I ran DGE on my dataset using DESeq2 and Limma. I used the same dataset, similar settings and same GLM model (~family+condition
). The number of DEGs I get are as below (based on unadjusted p-values <0.05 and BH adjusted q-values <0.05 shown separately):
Tool num_degs_pval num_degs_qval
DESeq2 3155 623
Limma 2853 32
I plotted qqplots using unadjusted pvalues from both DESeq2 and Limma results.
library(snpStats)
qq.chisq(-2*log(deseq2_results$pvalue),df=2,pvals=T,overdisp=T)
qq.chisq(-2*log(limma_results$pvalue),df=2,pvals=T,overdisp=T)
This is what I get:
Now questions;
- Is the qqplot useful in RNA-Seq to estimate DGE quality?
- In this example, does the better fit of Limma mean that the fewer set of DEGs returned by Limma is more reliable?
- Similarly, does the inflated curve for DESeq2 mean that the huge number of DEGs returned by DESeq2 contains more false positives?

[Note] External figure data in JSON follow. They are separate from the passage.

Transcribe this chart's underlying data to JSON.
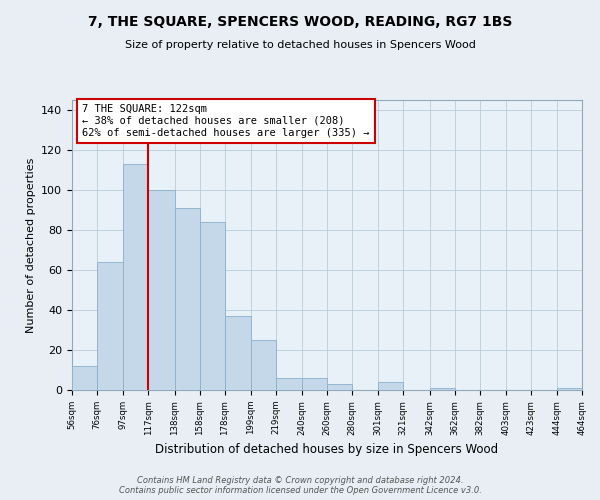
{
  "title": "7, THE SQUARE, SPENCERS WOOD, READING, RG7 1BS",
  "subtitle": "Size of property relative to detached houses in Spencers Wood",
  "xlabel": "Distribution of detached houses by size in Spencers Wood",
  "ylabel": "Number of detached properties",
  "bar_color": "#c5d8ea",
  "bar_edge_color": "#8ab0cc",
  "vline_x": 117,
  "vline_color": "#cc0000",
  "annotation_line1": "7 THE SQUARE: 122sqm",
  "annotation_line2": "← 38% of detached houses are smaller (208)",
  "annotation_line3": "62% of semi-detached houses are larger (335) →",
  "bin_edges": [
    56,
    76,
    97,
    117,
    138,
    158,
    178,
    199,
    219,
    240,
    260,
    280,
    301,
    321,
    342,
    362,
    382,
    403,
    423,
    444,
    464
  ],
  "bin_heights": [
    12,
    64,
    113,
    100,
    91,
    84,
    37,
    25,
    6,
    6,
    3,
    0,
    4,
    0,
    1,
    0,
    0,
    0,
    0,
    1
  ],
  "tick_labels": [
    "56sqm",
    "76sqm",
    "97sqm",
    "117sqm",
    "138sqm",
    "158sqm",
    "178sqm",
    "199sqm",
    "219sqm",
    "240sqm",
    "260sqm",
    "280sqm",
    "301sqm",
    "321sqm",
    "342sqm",
    "362sqm",
    "382sqm",
    "403sqm",
    "423sqm",
    "444sqm",
    "464sqm"
  ],
  "ylim": [
    0,
    145
  ],
  "yticks": [
    0,
    20,
    40,
    60,
    80,
    100,
    120,
    140
  ],
  "footer_line1": "Contains HM Land Registry data © Crown copyright and database right 2024.",
  "footer_line2": "Contains public sector information licensed under the Open Government Licence v3.0.",
  "background_color": "#e8eef4",
  "plot_bg_color": "#e8f0f8"
}
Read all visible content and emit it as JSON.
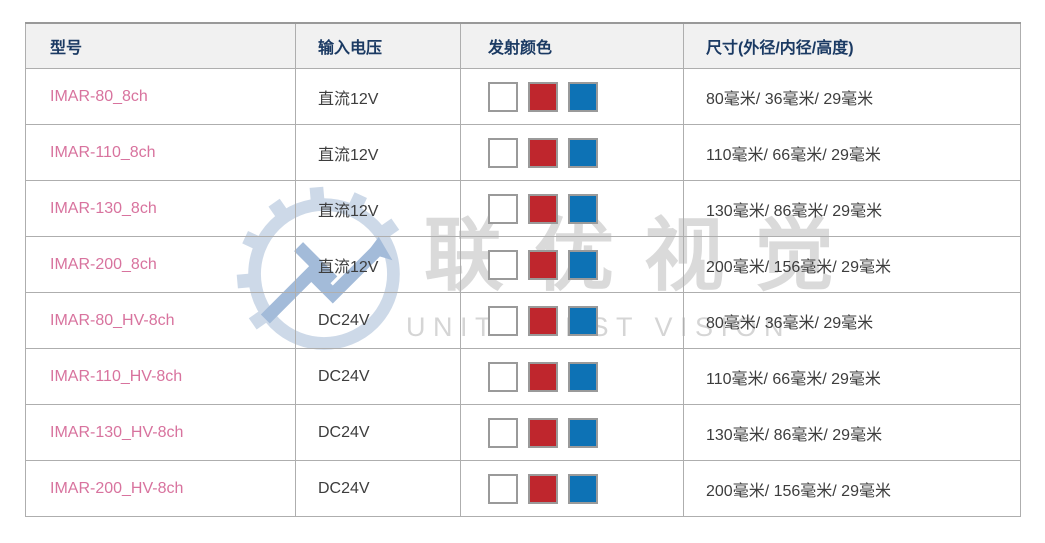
{
  "header": {
    "columns": [
      "型号",
      "输入电压",
      "发射颜色",
      "尺寸(外径/内径/高度)"
    ]
  },
  "rows": [
    {
      "model": "IMAR-80_8ch",
      "voltage": "直流12V",
      "emission_colors": [
        "white",
        "red",
        "blue"
      ],
      "size": "80毫米/ 36毫米/ 29毫米"
    },
    {
      "model": "IMAR-110_8ch",
      "voltage": "直流12V",
      "emission_colors": [
        "white",
        "red",
        "blue"
      ],
      "size": "110毫米/ 66毫米/ 29毫米"
    },
    {
      "model": "IMAR-130_8ch",
      "voltage": "直流12V",
      "emission_colors": [
        "white",
        "red",
        "blue"
      ],
      "size": "130毫米/ 86毫米/ 29毫米"
    },
    {
      "model": "IMAR-200_8ch",
      "voltage": "直流12V",
      "emission_colors": [
        "white",
        "red",
        "blue"
      ],
      "size": "200毫米/ 156毫米/ 29毫米"
    },
    {
      "model": "IMAR-80_HV-8ch",
      "voltage": "DC24V",
      "emission_colors": [
        "white",
        "red",
        "blue"
      ],
      "size": "80毫米/ 36毫米/ 29毫米"
    },
    {
      "model": "IMAR-110_HV-8ch",
      "voltage": "DC24V",
      "emission_colors": [
        "white",
        "red",
        "blue"
      ],
      "size": "110毫米/ 66毫米/ 29毫米"
    },
    {
      "model": "IMAR-130_HV-8ch",
      "voltage": "DC24V",
      "emission_colors": [
        "white",
        "red",
        "blue"
      ],
      "size": "130毫米/ 86毫米/ 29毫米"
    },
    {
      "model": "IMAR-200_HV-8ch",
      "voltage": "DC24V",
      "emission_colors": [
        "white",
        "red",
        "blue"
      ],
      "size": "200毫米/ 156毫米/ 29毫米"
    }
  ],
  "swatch_palette": {
    "white": "#ffffff",
    "red": "#bf262d",
    "blue": "#0d72b5"
  },
  "watermark": {
    "logo": "gear-monogram-icon",
    "text_cn": "联优视觉",
    "text_en": "UNITE BEST VISION"
  },
  "colors": {
    "header_text": "#1b3a63",
    "header_bg": "#f1f1f1",
    "model_text": "#d8739e",
    "body_text": "#3d3d3d",
    "grid_border": "#aeaeae",
    "watermark_gray": "#dadada",
    "watermark_blue_light": "#cdd9e8",
    "watermark_blue": "#a3bbd9"
  }
}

Couple of caveats: The function I used qq.chisq
is for chisq tests and I am not sure if that is an issue since my Deseq2 script uses Wald test and Limma uses bayesian eBayes
test. The df
argument in qq.chisq
is set to 2 arbitrarily. I am not sure what value I should plug in here.
Thanks for the input. The sample size is same as before: 24.